Pemerintah daerah harus melakukan upaya untuk menggali dan mengembangkan potensi masyarakat setempat, sehingga dengan menggali dan berusaha mengembangkan potensi yang ada, maka diharapkan mampu meningkatkan taraf perekonomian masyarakat. Sehingga dapat memberikan makna bahwa untuk dapat lebih maju dan berkembang, upaya perlindungan hukum HaKI atas desain industri terhadap kerajinan kerang mutiara yang digeluti oleh usaha kecil tidak hanya diserahkan kepada pemiliknya, namun diperlukan juga perhatian dan perlindungan dari pemerintah Kota Ambon .

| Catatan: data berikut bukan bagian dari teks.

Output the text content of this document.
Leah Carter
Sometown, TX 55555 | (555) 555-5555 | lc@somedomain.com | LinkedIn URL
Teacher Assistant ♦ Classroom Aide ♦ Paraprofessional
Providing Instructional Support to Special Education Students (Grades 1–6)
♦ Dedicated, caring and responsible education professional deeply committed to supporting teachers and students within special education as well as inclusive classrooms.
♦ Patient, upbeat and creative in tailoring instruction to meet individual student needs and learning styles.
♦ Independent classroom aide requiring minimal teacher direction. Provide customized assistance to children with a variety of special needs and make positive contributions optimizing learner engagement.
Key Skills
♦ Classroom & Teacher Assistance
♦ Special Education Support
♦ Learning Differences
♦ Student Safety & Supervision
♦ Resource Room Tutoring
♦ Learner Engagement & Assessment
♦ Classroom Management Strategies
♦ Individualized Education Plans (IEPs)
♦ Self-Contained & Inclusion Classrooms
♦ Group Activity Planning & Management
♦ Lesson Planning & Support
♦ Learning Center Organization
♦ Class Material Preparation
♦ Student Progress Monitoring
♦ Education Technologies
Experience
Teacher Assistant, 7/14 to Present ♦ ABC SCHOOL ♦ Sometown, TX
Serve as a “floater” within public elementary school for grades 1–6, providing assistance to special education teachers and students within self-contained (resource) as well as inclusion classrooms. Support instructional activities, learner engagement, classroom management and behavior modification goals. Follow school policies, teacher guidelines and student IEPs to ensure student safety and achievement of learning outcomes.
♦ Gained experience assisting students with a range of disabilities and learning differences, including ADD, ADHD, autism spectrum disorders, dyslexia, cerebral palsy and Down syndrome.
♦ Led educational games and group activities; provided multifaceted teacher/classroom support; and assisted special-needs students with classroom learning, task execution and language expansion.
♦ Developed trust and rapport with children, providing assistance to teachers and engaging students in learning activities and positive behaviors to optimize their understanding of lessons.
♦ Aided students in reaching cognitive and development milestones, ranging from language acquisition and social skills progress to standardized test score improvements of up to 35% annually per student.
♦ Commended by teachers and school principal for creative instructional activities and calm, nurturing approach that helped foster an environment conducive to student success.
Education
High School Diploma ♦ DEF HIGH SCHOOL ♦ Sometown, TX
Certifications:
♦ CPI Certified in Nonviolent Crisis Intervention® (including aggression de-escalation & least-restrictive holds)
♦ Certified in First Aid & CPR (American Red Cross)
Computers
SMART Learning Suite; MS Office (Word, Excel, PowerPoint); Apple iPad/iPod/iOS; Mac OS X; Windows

Usaha kerajinan mutiara di kota Ambon dalam perkembangannya masih berupa usaha skala kecil yang masih membutukan pemberdayaan untuk meningkatkan dan mengembangkan produk kerajinan kerang mutiara terhadap mutu dan kualitas serta perlindungan dengan hukum HaKI atas desain industri, sehingga produk kerajinan kerang mutiara dari Ambon mempunyai daya saing di pasaran dan mampu bersaing dalam era pasar bebas.


2. Rumusan Masalah

Dilihat dari judul penelitian, maka dapatlah diidentifikasi permasalahan sebagai berikut :

1.      Pemberdayaan usaha kecil kerajinan kerang mutiara dalam Hak Kekayaan Intelektual (HAKI).
2.      Bentuk perlindungan desain industri kerajinan kerang mutiara dalam Hak Kekayaan Intelektual (HAKI).
3.      Alternative perlindungan Hak Kekayaan Intelektual (HAKI) terhadap kerajinan kerang mutiara.

3. Tujuan dan Manfaat

1). Tujuan

Tujuan dari penelitian ini dapat disampaikan antara lain :

a.       Untuk mengetahui pemberdayaan usaha kecil kerajinan kerang mutiara dalam Hak Kekayaan Intelektual (HAKI).
b.      Mengetahui bentuk perlindungan desain industri kerjinan kerang mutiara dalam Hak Kekayaan Intelektual (HAKI).
c.       Mengetahui bagaimana cara alternative perlindungan HAKI terhadap kerajinan kerang mutiara.